If two speakers were placed in front of the listener at +/- 30⁰, then some substantial attenuation, such as a multiplier of 0.5, might seem appropriate. In that case, the time-delay should also be the sine-function of 30⁰, times the IAD, i.e. 0.5 times the IAD. But often, the distance from the speakers will be greater, so that the angle between them will be narrower.
Choosing multipliers that become closer to 1.0 will cause a crescendo according to the infinite series I suggested, so that at 1.0 the limit of amplitudes would be infinity. At 0.5 , the maximum amplitude would have an upper-bound of 2x the original amplitude.
Thus, if the speakers are closer together, the system would try to work them harder, just to achieve the apparent effect of surround-sound. And then, what the listener will mainly hear is the level of imperfection, which will sound like meaningless reverb.
Also, the pathway the sound takes to our ears is not always a straight line, due to details in the speaker-setup, as well as the fact that the space in front of the speakers may add more reverb. I.e., walls in the room that reflect sound, will feed off the exaggerated (L-R) component, and will reverberate at different time-constants, that are not predictable to the people who attempt a generic implementation.
A multiplier slightly higher than 0.5 might otherwise seem reasonable, but then, even this wording suggests that some amount of guesswork should go into an implementation.
(Edit 02/24/2017 :
My reasoning is as follows:
If the crossed-over sound-pressure is reduced by 1/2, due to cancellation, then the crossed-over sound-energy is actually reduced to 1/4. And then the question which remains, is whether an intended signal can mask an unintended signal-component at the same frequency, which only has 1/4 the energy, i.e. an unintended component at -6db.
Also, it seems clear that one would apply a simplistic band-pass filter to the crossed-over signals, which admits everything from 1-6 kHz if based on the IAD, but which might be required to admit a narrower band of frequencies, if based on the distance between the speakers. )
The highest-possible frequencies are also most likely, to have a random phase-position with respect to what was intended, when distances change very slightly. And below some frequency, this effect should really not make any sense.
h = Sampling Frequency N = h / 2 ! ω = 2 π F ω = 2 sin( πF / h ) k = 1 / (ω + 1) This will set k so that αF == -6db If we want to obtain αF == -3db , Then we must set F1 = 1/2 F or F2 = 2 F a == k -> αN < 1 a == (1 + k) / 2 -> αN == 1 a == 2 k -> αF == 1 F1 = 500 Hz F2 = 11025 Hz a1 = 0.5 * k1 h0 = l0 = 0 hn = k1 hn-1 + a1 (sn - sn-1) ln = k2 ln-1 + (1 - k2) hn If h < 22.05kHz, Omit the Low-Pass Filter and F2.

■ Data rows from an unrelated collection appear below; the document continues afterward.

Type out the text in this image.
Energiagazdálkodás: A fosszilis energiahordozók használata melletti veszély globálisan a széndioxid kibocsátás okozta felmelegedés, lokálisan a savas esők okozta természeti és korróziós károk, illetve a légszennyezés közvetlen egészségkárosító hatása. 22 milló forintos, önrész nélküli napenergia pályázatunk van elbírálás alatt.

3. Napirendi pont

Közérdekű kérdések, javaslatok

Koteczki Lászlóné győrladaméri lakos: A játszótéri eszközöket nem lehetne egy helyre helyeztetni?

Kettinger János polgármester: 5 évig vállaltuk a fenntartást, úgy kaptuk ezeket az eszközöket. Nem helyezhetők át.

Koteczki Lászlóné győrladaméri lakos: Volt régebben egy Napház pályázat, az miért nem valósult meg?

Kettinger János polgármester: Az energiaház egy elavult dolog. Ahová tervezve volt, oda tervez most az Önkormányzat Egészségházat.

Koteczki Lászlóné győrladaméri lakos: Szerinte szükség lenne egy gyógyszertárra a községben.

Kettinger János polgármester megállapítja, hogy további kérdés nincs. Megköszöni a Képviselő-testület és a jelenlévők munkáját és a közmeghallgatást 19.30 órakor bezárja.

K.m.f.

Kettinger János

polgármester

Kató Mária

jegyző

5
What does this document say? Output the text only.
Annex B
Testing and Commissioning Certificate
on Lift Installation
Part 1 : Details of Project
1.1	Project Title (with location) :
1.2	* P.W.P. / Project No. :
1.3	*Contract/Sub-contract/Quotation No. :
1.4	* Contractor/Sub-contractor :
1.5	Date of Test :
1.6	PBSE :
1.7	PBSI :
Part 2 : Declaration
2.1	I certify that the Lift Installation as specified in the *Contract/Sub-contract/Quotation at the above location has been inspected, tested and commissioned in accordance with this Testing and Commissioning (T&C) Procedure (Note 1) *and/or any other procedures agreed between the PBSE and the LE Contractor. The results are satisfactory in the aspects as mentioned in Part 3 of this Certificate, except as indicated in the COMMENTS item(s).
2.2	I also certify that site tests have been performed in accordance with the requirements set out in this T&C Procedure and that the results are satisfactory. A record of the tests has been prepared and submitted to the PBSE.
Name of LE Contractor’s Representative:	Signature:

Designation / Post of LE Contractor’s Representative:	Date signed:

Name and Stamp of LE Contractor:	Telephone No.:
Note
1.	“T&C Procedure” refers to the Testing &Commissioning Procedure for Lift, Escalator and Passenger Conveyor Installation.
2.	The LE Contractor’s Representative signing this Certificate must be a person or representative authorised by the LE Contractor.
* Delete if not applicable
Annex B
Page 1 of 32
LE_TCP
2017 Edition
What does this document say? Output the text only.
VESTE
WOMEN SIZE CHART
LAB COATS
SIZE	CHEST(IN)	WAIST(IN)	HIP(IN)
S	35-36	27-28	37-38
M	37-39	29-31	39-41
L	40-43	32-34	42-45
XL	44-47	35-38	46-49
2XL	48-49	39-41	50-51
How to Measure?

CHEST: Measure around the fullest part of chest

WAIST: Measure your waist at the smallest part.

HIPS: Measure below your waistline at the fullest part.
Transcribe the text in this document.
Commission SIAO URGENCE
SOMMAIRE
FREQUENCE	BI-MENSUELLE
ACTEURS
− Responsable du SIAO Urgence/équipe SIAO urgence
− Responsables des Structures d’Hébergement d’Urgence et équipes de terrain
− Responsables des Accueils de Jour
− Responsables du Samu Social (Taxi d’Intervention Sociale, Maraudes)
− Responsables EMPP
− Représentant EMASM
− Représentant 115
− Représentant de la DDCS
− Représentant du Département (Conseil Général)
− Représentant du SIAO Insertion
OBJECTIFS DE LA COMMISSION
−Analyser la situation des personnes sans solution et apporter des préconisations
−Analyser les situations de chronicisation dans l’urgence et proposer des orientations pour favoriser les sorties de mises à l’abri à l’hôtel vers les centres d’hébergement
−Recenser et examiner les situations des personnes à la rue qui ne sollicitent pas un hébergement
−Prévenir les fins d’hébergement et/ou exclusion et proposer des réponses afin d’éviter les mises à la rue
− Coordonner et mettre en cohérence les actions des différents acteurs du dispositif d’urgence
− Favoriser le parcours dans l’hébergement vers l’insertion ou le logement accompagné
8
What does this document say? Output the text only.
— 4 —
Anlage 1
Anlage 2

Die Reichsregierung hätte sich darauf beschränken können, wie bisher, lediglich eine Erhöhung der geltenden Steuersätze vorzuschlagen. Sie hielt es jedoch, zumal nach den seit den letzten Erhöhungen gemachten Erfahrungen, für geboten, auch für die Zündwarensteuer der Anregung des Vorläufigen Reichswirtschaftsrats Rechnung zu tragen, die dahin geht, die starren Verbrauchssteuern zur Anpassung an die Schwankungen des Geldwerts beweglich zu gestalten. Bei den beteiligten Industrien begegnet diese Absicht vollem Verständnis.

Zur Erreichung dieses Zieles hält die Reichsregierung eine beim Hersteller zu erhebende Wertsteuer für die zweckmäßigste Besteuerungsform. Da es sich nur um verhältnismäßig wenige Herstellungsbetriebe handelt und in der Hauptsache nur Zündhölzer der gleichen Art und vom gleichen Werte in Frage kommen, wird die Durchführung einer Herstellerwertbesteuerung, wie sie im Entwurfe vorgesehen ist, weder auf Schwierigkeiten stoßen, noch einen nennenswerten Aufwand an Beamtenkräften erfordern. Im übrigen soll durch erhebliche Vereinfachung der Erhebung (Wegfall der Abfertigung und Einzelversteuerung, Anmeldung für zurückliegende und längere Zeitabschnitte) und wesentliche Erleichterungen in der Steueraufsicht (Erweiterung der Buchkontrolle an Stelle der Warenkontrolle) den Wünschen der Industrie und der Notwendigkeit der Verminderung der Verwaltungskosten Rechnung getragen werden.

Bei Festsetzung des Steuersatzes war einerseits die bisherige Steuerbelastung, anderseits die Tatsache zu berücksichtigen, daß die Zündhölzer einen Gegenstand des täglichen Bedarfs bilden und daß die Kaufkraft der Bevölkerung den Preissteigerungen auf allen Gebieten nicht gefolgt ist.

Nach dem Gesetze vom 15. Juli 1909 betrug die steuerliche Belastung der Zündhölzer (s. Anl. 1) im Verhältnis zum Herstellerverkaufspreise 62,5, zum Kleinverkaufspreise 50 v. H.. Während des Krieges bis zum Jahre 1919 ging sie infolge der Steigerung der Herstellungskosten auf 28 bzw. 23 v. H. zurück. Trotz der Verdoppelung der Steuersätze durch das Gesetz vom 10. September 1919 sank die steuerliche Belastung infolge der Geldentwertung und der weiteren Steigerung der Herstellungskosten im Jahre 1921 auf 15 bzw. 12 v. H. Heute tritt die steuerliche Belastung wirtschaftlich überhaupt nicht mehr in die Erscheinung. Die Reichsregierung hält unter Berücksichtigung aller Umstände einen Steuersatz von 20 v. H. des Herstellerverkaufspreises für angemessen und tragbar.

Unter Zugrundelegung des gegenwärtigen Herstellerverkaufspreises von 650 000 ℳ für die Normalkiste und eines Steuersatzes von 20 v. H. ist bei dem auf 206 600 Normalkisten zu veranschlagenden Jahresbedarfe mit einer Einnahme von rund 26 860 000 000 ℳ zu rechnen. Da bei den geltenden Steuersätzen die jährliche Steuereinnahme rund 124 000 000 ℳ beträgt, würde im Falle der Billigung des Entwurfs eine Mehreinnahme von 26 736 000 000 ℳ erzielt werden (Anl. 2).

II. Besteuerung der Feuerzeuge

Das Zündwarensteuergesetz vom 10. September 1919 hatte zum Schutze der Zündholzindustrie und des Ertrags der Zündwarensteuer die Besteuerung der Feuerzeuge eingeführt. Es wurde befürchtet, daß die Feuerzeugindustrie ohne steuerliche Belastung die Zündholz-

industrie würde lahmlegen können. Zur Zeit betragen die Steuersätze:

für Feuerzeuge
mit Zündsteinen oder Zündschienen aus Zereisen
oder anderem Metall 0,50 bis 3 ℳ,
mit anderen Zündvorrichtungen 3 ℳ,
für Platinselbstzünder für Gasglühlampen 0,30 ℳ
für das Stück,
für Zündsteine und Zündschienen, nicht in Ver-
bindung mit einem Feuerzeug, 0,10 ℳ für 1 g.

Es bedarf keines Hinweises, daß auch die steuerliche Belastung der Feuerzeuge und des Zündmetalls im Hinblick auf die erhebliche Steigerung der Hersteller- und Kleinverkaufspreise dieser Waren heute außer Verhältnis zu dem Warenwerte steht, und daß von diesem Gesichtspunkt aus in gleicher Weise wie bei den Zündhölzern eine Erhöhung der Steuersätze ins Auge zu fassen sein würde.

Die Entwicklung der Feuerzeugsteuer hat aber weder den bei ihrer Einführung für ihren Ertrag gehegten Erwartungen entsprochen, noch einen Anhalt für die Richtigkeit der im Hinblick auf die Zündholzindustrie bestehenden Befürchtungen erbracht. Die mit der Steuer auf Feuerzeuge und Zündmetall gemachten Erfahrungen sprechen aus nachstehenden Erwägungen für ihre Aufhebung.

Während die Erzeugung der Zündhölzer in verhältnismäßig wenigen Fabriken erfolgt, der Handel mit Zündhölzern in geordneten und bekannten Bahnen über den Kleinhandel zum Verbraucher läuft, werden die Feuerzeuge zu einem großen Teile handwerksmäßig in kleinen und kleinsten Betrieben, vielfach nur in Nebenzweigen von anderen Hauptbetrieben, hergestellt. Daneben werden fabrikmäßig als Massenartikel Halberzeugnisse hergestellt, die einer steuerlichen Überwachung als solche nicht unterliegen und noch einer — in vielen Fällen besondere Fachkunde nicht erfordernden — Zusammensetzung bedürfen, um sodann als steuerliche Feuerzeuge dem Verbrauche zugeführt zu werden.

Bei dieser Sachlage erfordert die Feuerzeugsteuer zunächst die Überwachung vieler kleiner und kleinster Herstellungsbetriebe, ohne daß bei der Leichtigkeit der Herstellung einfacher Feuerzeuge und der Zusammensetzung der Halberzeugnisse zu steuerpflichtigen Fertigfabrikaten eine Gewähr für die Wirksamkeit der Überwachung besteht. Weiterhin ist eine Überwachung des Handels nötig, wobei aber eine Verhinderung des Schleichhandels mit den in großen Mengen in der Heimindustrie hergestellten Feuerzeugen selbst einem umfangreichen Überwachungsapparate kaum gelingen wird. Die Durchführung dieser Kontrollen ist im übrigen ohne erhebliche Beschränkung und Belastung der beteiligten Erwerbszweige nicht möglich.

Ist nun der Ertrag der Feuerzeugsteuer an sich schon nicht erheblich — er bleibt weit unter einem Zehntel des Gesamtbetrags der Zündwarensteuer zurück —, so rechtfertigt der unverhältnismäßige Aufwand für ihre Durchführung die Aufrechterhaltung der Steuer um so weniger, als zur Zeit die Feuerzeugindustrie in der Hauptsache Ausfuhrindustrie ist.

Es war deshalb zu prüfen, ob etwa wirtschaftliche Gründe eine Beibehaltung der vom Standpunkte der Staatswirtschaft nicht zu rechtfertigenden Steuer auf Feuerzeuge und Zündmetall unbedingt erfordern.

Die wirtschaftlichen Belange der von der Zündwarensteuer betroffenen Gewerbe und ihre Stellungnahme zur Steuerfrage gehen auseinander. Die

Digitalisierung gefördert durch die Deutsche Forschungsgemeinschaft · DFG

(Above Equations Revised 03/25/2017 . )
(Edit 02/14/2017 : ) Some designers of high-pass filters might casually think, that they should be normalized to have a gain equal to 1, at the Nyquist Frequency. But a Mathematician would instead argue, that the cutoff-frequency could hypothetically have been chosen as much higher than that, such that (F >> N), in which case to maintain a gain of 1 at (N) would no longer follow, for which reason the general assumption changes, to a gain slightly less than 1 at (N), but which is systematically consistent with the Math of the high-pass filter.
The Nyquist Frequency is then just another frequency.
Yet, all these normalizations really just act as a single gain-multiplier, pre-applied to the filter.
The corresponding issue does not exist for low-pass filters, because frequencies lower than zero were never even hypothetically considered.